D'autres états de conscience sont possibles. Nous les explorons au sein du Laboratoire de Schizophrénie Contrôlée en utilisant, entre autre, la transe cognitive auto-induite

19/08/2021

La vérité nous rattrape

 Il m'aura fallu 36 années et 4 consultations récentes (d'avril à juin 2021) pour découvrir le secret de celle qui en 1985 avait posé le diagnostic initial et fatal de schizophrénie :

En 1985, au CHS de Bassens, le Docteur Hélène Aussedat, alors jeune interne, était en fait terrorisée par le Docteur Jean-Paul Chabannes, son chef de service. En deux jours, elle avait posé le diagnostic cruel et sans appel à mon égard : Schizophrénie.

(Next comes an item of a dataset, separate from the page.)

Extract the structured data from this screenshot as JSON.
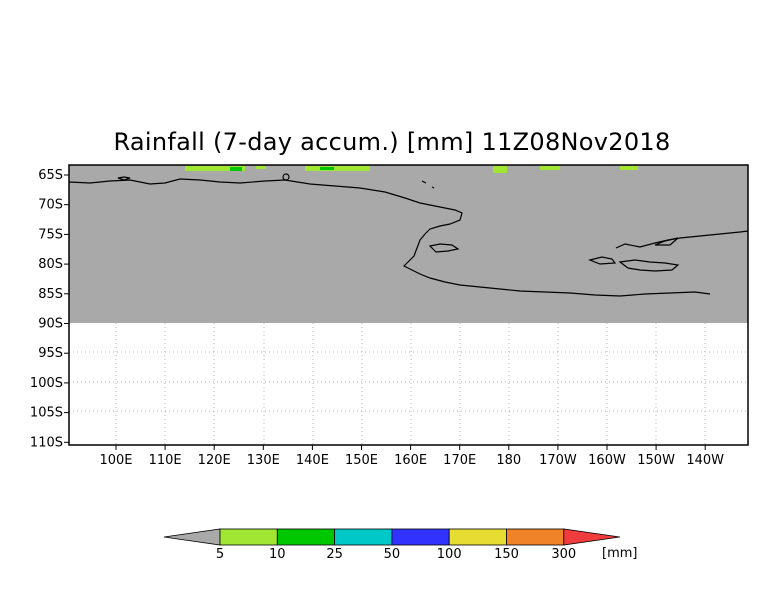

Ces psychiatres appliquèrent à ce moment-là de force le protocole médical classique : neuroleptiques et anxiolytiques. Puis voyant qu'il ne fonctionnait pas, ou pas assez rapidement, à leur gout, ils le renforcèrent en augmentant les doses et en ajoutant d'autres molécules. Ceci eu pour effet de me plonger dans un bardo psychologique, me rendant dépressif et doutant de tout. En moins d'un mois, je n'étais plus rien d'autre qu'un malade mental. Le jeune artiste prometteur n'était maintenant plus qu'un zombie

L'hospitalisation fut une expérience effrayante. Après un mois de traitement, je ne savais plus compter et lisais difficilement à cause d'un relâchement du muscle optique provoqué par les médicaments qui rendait ma vision floue. De jour en jour, je me voyais dépérir, devenant de plus en plus baveux, obèse, idiot et effrayé.

Mon avenir serait désormais conditionné par les médicaments et par les drogues.

Oui, Hélène Aussedat et Jean-Paul Chabannes ont fait un sale boulot : ils m'ont rendu psychotique.

Cela arrangea quand même un peu maman qui pouvait alors m'imposer ses volontés. Je redevenais son objet, sa plante à soigner, légume que j'étais devenu. D'abord, elle me barra la voie du retour à mes chères études artistiques Ce fut la première chose qu'elle fit. "Les Beaux-Arts, c'est fini pour toi !". J'étais à un an et demi du diplôme supérieur d'Art plastique (Bac +5), mais c'était terminé. 

Je devenais quelqu'un comme tout le monde, quelqu'un que je n'avais pas choisi d'être.